Much of this French skepticism was a negative echo of Montaigne. It became a positive and constructive force in Montaigne’s friend Pierre Charron, a Bordeaux priest who gave him the last rites and inherited his library. Charron’s Traité de la sagesse (1601), a three-volume description of wisdom, has been inadequately described as a systematization of Montaigne; it is, rather, an independent treatise, owing much to the Essays, but bearing the stamp of Charron’s grave and courteous character. All knowledge, he says, is derived from the senses and is therefore subject to the many mistakes and limitations of the senses; truth is not for us. Fools argue that truth is proved by universal consent, and that vox populi est vox Dei; Charron believes rather that the voice of the people is the voice of ignorance, of opinions manufactured for them, and that one should be especially skeptical of what is widely believed.7 The soul is a mysterious, restless, searching activity connected with the brain and apparently dying with the body.8 Religion is composed of unprovable mysteries and many absurdities, and has been guilty of barbarous sacrifices and intolerant cruelties. If (as Voltaire would repeat) all men were philosophers, lovers and practicers of wisdom, religion would be unnecessary, and societies would live by a natural ethic independent of theology; “I would have a man virtuous without heaven and hell.”9 But considering the natural wickedness and ignorance of mankind, religion is a necessary means to morality and order.10 Consequently Charron accepts all the fundamentals of Christianity, even to angels and miracles,11 and he advises his sage to observe all the religious rites prescribed by the church to which, however accidentally, he belongs.12 A true skeptic will never be a heretic.13
Despite these orthodox conclusions a contemporary Jesuit classed him with the most wicked and dangerous atheists,14 and when Charron suddenly died, aged sixty-two, of an apoplectic stroke (1603), the pious called it God’s judgment on his infidelities.15Shortly before his death he prepared a second edition, in which he softened his more reckless passages and assured his fellow clergymen that by Nature he meant God; his book was put on the Index nevertheless.
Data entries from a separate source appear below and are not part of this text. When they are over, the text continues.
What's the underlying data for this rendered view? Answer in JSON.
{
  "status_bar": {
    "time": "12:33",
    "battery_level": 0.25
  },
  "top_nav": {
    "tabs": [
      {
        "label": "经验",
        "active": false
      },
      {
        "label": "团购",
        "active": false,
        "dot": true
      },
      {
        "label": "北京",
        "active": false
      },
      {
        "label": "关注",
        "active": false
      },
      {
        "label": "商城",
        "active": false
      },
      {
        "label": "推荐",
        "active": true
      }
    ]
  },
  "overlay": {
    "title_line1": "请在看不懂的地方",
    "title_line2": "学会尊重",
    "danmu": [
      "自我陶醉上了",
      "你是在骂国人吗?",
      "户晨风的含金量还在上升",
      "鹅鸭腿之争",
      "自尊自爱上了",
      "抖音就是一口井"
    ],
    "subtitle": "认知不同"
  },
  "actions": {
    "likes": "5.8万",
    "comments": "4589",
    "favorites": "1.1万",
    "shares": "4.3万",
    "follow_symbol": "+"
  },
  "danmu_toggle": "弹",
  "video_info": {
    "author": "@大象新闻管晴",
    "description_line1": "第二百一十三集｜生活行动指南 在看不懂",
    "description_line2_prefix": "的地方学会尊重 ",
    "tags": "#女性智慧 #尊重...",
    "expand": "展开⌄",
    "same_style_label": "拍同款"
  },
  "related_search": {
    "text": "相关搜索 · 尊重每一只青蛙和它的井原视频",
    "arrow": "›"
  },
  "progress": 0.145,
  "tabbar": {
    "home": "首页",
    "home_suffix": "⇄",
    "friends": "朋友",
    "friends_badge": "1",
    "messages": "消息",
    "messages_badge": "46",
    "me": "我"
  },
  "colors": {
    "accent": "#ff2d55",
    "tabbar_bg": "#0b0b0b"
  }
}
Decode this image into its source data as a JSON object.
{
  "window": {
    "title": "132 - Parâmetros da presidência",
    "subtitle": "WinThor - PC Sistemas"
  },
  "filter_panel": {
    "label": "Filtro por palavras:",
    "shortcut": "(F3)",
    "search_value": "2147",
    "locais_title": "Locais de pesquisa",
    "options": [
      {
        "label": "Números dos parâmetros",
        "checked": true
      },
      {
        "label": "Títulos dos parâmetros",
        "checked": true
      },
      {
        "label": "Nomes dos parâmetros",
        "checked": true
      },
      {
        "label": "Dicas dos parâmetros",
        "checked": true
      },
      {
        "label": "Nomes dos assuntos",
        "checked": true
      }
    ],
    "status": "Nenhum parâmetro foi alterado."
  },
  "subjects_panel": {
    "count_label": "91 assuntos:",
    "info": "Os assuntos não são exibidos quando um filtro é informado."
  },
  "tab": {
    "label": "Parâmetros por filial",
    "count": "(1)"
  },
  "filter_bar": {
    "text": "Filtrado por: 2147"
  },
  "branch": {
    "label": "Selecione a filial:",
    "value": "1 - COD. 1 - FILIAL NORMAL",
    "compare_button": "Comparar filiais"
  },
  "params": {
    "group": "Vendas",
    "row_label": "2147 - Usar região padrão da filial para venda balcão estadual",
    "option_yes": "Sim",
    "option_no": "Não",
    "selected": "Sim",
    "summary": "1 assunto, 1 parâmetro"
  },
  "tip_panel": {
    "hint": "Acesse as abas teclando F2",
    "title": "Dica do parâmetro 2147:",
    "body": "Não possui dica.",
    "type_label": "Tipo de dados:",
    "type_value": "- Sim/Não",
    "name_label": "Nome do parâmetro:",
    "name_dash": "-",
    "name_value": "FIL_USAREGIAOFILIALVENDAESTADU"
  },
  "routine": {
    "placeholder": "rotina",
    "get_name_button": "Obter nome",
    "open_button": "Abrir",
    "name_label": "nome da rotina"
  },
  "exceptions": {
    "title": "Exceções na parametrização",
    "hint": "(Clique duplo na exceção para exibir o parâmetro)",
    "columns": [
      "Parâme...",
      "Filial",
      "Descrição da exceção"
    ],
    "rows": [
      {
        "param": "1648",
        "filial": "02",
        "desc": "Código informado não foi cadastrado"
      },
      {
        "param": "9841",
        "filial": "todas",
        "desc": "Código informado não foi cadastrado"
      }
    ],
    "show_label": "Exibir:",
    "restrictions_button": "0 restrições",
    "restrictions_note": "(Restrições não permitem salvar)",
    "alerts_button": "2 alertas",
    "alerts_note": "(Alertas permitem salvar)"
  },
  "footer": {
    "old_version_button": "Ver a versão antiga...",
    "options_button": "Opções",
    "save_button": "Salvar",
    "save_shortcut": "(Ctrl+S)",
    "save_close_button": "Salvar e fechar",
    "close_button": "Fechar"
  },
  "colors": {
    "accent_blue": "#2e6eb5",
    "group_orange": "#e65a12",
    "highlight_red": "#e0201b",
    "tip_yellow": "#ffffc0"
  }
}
For half a century it far surpassed Montaigne’sEssays in popularity; De la sagesse had thirty-five editions in France between 1601 and 1672, and in the eighteenth century Charron was more influential than his master. But the same orderliness of exposition that attracted the classic seventeenth century seemed a dreary and scholastic didacticism in the nineteenth, and Charron was lost in the rediscovered brilliance and gaiety of Montaigne.